Similar to Unix directories, a URL directory need not start with a slash. If the URL directory doesn't start with a slash, it is interpreted relative to the location of its containing resource. For example, the resource

http://www.w3.org/Style/CSS/Overview.html

contains the images/Ark-CSS HREF URL. Because it doesn't start with a slash, its location interpreted relative to the containing resource; that is, the absolute URL is

http://www.w3.org/Style/CSS/images/Ark-CSS

On the other hand

http://www.w3.org/Style/CSS/Overview.html

also contains the /TR/WD-positioning HREF URL. Because it does start with a slash, its location interpreted relative to the server's root; that is, the absolute URL is

http://www.w3.org/TR/WD-positioning

Also similar to Unix, directories may contain references to the .. directory, which moves one directory up towards the root. To continue the example, the resource

http://www.w3.org/Style/CSS/Overview.html

contains the HREF URL

../../Graphics/SVG/Test/BE-ImpStatus-20011026.html

Because it doesn't start with a slash, the HREF URL's location is interpreted relative to its containing resources' location, or

http://www.w3.org/Style/CSS

The first two directories are .., which moves the location two directories closer to the server's root, skipping the directories CSS and Style; the practical effect of this is to move directly under the server's root. From there, the resource BE-ImpStatus-20011026.html can be found by following the Graphics, SVG and Test directories

http://www.w3.org/Graphics/SVG/Test/BE-ImpStatus-20011026.html

Any URL that attempts to move above the server's root is invalid and should be ignored.

The Problem

Revise your program for Assignment 1b to rewrite the URLs it finds as absolute URLs before outputting them.

The command line to your revised program remains the same: a single URL. The output of your revised program also remains the same: href URLs in the associated resource should be written to std-out one per line, only now the URLs will be absolute urls. Remember that the resource associated with the command-line URL need not be a HTML document.

Your program still doesn't have to check the URLs for validity, or figure out what kind of URLs they are, or retrieve the resources associated with the URLs; all that will come next.
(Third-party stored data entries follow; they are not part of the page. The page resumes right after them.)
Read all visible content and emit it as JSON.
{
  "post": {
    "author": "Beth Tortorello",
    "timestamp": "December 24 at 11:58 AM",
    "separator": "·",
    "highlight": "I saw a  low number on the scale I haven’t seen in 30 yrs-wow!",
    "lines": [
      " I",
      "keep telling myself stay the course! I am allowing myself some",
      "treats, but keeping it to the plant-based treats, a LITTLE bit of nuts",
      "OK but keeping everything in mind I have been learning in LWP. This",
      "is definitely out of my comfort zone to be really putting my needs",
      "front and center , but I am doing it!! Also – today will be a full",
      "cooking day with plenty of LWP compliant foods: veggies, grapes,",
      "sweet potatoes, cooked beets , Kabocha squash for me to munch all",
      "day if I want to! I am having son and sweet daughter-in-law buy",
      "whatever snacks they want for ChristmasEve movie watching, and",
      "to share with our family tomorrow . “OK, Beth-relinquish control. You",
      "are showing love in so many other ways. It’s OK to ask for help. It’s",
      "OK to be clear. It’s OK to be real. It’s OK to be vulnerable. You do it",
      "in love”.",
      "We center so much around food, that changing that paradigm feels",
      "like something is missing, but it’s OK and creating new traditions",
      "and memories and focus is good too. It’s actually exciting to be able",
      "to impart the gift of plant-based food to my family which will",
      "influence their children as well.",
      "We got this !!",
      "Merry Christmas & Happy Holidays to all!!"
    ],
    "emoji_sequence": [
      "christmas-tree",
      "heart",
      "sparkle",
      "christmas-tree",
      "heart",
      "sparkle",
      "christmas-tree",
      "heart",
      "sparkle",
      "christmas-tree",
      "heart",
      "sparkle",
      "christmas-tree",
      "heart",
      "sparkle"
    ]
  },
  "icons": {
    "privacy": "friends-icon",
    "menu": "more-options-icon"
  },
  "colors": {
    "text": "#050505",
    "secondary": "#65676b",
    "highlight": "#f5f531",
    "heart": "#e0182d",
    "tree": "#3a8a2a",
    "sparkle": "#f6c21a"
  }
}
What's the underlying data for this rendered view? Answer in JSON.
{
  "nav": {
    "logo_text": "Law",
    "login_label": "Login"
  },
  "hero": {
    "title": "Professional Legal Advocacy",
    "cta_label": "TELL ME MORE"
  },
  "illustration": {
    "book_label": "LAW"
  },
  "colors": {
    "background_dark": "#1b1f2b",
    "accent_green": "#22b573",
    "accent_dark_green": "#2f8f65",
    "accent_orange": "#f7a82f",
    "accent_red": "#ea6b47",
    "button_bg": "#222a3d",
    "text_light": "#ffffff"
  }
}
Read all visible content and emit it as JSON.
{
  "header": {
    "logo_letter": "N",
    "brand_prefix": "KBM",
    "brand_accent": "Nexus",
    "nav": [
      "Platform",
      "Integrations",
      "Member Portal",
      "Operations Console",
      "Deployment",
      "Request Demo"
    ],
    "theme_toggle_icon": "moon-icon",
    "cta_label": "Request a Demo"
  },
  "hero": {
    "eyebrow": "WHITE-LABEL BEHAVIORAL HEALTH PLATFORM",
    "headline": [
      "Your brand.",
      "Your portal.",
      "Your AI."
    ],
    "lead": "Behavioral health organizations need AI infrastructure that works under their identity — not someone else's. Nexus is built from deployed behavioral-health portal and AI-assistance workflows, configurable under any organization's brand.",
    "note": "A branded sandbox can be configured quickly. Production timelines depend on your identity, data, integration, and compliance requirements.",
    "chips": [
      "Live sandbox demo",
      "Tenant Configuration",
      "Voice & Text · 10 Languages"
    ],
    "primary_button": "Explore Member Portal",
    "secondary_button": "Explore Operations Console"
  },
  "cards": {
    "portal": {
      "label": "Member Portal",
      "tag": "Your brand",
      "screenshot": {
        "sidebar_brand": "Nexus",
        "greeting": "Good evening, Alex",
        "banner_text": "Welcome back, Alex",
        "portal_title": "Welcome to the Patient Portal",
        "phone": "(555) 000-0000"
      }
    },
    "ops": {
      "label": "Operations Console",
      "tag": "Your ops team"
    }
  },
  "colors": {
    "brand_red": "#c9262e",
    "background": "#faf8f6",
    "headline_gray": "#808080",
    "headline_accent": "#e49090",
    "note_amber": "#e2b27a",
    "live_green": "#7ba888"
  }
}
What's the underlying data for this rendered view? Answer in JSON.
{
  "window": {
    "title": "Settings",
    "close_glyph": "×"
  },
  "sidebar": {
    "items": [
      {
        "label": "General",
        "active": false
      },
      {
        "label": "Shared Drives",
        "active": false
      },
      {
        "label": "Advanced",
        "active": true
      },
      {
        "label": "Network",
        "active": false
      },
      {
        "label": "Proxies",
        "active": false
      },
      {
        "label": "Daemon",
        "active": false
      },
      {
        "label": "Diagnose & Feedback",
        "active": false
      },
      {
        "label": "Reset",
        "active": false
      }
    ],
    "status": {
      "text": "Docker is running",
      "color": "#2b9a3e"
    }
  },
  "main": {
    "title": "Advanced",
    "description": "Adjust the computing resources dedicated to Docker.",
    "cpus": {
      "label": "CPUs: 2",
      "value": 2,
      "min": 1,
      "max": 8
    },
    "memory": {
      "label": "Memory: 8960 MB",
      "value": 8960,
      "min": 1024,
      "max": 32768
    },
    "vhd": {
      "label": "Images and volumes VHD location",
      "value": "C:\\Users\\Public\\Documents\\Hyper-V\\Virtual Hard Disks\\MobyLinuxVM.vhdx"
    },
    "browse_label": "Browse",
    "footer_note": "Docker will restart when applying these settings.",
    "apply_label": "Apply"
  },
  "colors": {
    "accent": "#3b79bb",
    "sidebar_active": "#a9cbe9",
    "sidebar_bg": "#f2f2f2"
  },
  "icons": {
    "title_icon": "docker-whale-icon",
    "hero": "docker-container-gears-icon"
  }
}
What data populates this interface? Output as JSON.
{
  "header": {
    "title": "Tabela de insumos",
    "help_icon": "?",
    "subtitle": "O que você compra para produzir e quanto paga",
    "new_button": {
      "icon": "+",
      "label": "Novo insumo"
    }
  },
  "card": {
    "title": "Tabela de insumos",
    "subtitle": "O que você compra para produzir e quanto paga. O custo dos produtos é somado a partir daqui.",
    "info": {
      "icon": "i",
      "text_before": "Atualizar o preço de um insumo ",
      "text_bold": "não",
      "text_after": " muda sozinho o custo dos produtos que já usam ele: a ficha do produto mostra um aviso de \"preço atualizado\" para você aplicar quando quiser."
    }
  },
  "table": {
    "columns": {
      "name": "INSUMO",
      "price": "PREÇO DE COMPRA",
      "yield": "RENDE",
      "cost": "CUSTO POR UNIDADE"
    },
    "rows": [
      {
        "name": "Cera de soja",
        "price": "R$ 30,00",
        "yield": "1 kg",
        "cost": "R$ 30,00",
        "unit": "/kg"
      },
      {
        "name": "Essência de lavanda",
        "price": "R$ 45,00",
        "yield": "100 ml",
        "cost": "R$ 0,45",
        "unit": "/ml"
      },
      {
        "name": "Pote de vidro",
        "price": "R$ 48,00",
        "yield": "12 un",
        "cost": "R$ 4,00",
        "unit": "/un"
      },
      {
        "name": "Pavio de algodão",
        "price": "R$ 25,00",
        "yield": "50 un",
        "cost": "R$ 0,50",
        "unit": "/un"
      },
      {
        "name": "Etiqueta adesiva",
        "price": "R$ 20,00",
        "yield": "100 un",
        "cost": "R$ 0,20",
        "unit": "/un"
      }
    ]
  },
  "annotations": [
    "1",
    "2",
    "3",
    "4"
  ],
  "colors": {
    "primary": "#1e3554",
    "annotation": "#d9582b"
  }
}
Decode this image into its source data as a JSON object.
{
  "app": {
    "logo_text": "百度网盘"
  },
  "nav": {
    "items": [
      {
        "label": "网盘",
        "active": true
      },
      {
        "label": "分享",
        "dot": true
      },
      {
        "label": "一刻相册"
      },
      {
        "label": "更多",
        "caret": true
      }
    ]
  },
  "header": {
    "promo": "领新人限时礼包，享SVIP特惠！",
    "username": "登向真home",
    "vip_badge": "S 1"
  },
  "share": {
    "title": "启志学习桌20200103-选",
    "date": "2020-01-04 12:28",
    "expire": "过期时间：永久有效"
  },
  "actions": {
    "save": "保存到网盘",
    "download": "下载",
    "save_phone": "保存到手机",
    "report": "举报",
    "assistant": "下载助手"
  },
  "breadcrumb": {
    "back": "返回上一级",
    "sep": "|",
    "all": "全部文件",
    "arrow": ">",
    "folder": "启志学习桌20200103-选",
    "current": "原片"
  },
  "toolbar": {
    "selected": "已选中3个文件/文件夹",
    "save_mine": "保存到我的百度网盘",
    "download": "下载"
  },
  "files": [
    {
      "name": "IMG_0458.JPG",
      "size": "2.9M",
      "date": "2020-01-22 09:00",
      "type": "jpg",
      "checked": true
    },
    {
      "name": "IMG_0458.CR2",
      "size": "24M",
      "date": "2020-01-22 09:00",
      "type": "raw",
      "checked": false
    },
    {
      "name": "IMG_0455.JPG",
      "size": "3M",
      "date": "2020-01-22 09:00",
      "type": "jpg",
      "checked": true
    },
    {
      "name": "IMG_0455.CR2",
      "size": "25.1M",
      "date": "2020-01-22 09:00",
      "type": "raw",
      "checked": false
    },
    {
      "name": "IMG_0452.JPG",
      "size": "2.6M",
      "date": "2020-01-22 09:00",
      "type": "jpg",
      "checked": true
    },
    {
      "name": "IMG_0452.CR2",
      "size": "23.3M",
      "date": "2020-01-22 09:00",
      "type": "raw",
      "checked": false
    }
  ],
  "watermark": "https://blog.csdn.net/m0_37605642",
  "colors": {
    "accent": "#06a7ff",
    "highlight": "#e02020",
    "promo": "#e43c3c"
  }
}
A data structure and procedure have been provided to help you parse URLs; for more details, see get.h and get.cc, which can be found in the assignment directory

/export/home/class/cs-305/pa2a

Be careful if you copy these files to a more convenient location; you are responsible for making sure you are using the most recent version of these files. If you do copy the files, you shouldn't change them; get.h and get.cc are deleted if you turn them in.

You can find os-print-urls, my solution to this assignment, in the assignment directory; os is one of linux or solaris. Remember, the objective of this assignment is to correctly print links in HTML documents; it is not to faithfully reproduce the behavior of my solution. If my solution's wrong and you copy the error, you're going to lose points.


This page last modified on 25 September 2003.